Upon receipt of the message M5, the credential agent 50 updates the security configuration of the application 40 with the received security data then it triggers the application 40 start.

From that moment, the credential agent 50 continuously monitors the execution of the application 40.

As soon as the credential agent 50 detects a predefined event, it sends a polling message M7 to the security server 30. Preferably, the message M7 comprises a status data reflecting the type of detected event.

Then the security server 30 returns a message M8 containing possible updated security data (i.e. new credentials and/or new metadata) . Then the credential agent 50 updates the configuration of the application 40 by using the received new security data and may force a restart of the application.

From that moment, the credential agent 50 continues to monitor the operation of the software application 40. It can detect a further event and send a further polling message (similar to message M7) .

Advantageously, the credential agent 50 may increase the frequency of sending polling messages as a special date approaches. For instance the duration between two polling messages may be reduced when the validity date of credential is soon expired.

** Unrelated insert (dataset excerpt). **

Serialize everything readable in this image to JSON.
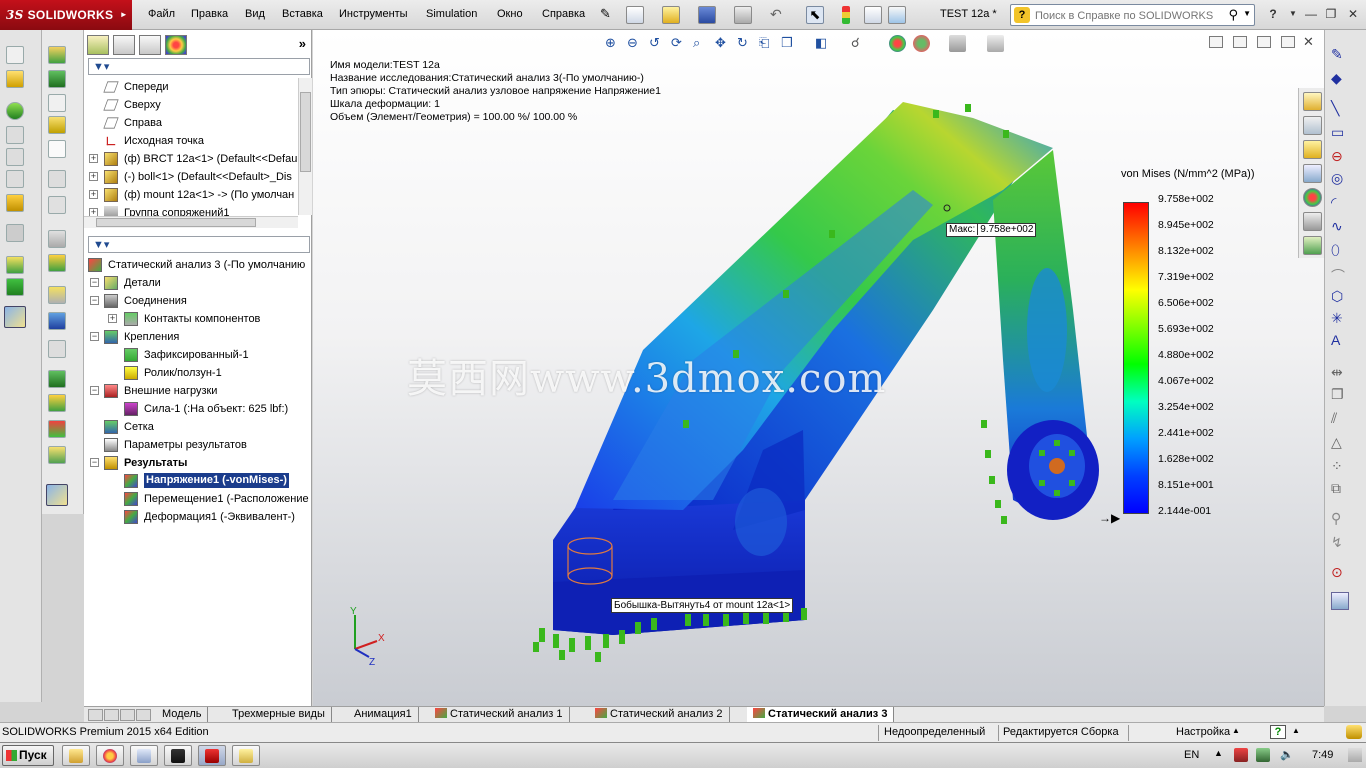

Preferably all exchanged messages are sent in a secure manner through secure communication sessions. For example, TLS mutual authentication or other secure protocol can be implemented.

In the above presented example, the credential agent 50 initializes or updates the security configuration of the application 40 by using either initial secret value and associated metadata or new security data. It must be understood that the credential agent 50 can both update a first set of security parameters belonging to the application and a second set of security parameters belonging to credential agent 50.

Thanks to the polling mechanism, the credential agent 50 can receive a polling response (ex: message M8) which results in deactivation of the credentials currently set for a software application. Hence the security server can revoke credentials allocated to the application 40.

The invention allows to automate the detection of expired credentials and their replacement (i.e. without human intervention once the credential agent is installed) .

Thanks to the invention, all secret and sensitive data (credentials and associated metadata) are populated in a security server which can be distinct from the application server . An advantage of the invention is to provide a solution which automatically manages the lifecycle of credentials for a software application installed on an application server . Thus the application server is no longer responsible for managing updates to the application security configuration . In other words, thanks to the invention two roles are dissociated : on the one hand the application server (which can be managed by a cloud administrator) is in charge of installing and running the application while on the other hand, the security server (which can be managed by a security officer) is in charge of providing all security data (i.e. credentials and metadata) .

Thus the invention allows to centralize the management and the life cycle of the secret outside the perimeter of the cloud infrastructure and cloud administrator. Thanks to the invention, there is no more need to deal with a cloud administrator to restart and manipulate secrets for one or several applications installed on an application server.